On the import front, the government has also been actively diversifying beyond West Asia, sourcing LPG from countries such as the United States, Russia, and Australia . This diversification is crucial because about 55–60% of India’s natural gas imports, too, pass through the Strait of Hormuz, though the impact on gas has been less acute than on LPG . Senior energy officials have argued that by reducing dependence on a single chokepointIndia can make its energy supplies more resilient over time, even if disruptions in West Asia remain a recurring risk.
In the same vein, the government has repeatedly appealed to both households and commercial users to switch to PNG where feasible, so that LPG can be reserved for uses where it is truly indispensable. PNG is better suited for large, fixed‑point users like factories and city‑gas networks, while LPG cylinders remain essential for mobile or remote operations.

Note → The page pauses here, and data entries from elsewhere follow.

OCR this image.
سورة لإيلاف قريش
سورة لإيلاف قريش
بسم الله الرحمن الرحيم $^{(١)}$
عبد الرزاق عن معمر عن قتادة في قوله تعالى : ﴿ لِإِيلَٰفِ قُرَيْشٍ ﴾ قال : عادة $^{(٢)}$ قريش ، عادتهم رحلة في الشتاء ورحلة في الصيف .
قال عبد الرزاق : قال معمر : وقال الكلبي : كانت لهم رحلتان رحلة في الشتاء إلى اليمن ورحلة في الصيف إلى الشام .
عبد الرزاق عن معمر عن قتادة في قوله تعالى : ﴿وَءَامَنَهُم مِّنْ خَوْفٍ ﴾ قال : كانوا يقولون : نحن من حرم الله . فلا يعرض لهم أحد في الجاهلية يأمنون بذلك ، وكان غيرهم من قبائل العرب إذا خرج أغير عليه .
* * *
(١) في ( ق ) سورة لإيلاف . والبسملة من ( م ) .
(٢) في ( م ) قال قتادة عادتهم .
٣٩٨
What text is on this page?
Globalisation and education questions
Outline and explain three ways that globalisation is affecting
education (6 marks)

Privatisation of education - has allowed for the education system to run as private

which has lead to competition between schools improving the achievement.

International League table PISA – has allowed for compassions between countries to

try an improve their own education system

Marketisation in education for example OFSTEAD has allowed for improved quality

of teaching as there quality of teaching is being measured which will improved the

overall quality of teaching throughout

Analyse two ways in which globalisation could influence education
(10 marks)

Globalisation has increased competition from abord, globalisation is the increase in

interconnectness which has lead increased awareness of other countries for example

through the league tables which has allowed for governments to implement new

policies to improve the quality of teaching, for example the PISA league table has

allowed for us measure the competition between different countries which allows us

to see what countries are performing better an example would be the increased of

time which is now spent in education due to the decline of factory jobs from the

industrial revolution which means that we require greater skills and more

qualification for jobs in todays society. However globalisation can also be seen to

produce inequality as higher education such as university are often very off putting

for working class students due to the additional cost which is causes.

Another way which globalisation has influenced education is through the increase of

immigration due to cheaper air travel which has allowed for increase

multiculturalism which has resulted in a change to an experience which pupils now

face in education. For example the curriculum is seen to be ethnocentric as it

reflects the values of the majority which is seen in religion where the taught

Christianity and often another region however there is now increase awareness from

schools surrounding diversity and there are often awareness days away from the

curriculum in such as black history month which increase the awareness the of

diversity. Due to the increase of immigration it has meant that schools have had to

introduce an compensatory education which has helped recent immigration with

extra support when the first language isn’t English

All of this is now gearing up to a more stable picture. The latest Ministry‑level and journalist‑level narratives suggest that there is no LPG shortage for households, and the supply situation is improving with higher domestic output and additional cargoes arriving from non‑West Asian sources. The broader message is that the worst phase of the industrial LPG crunch is behind us, but the episode has underlined how fragile India’s fuel‑import structure can be, and how vital PNG expansion, refinery optimisation, and non‑regional sourcing will be in the coming years.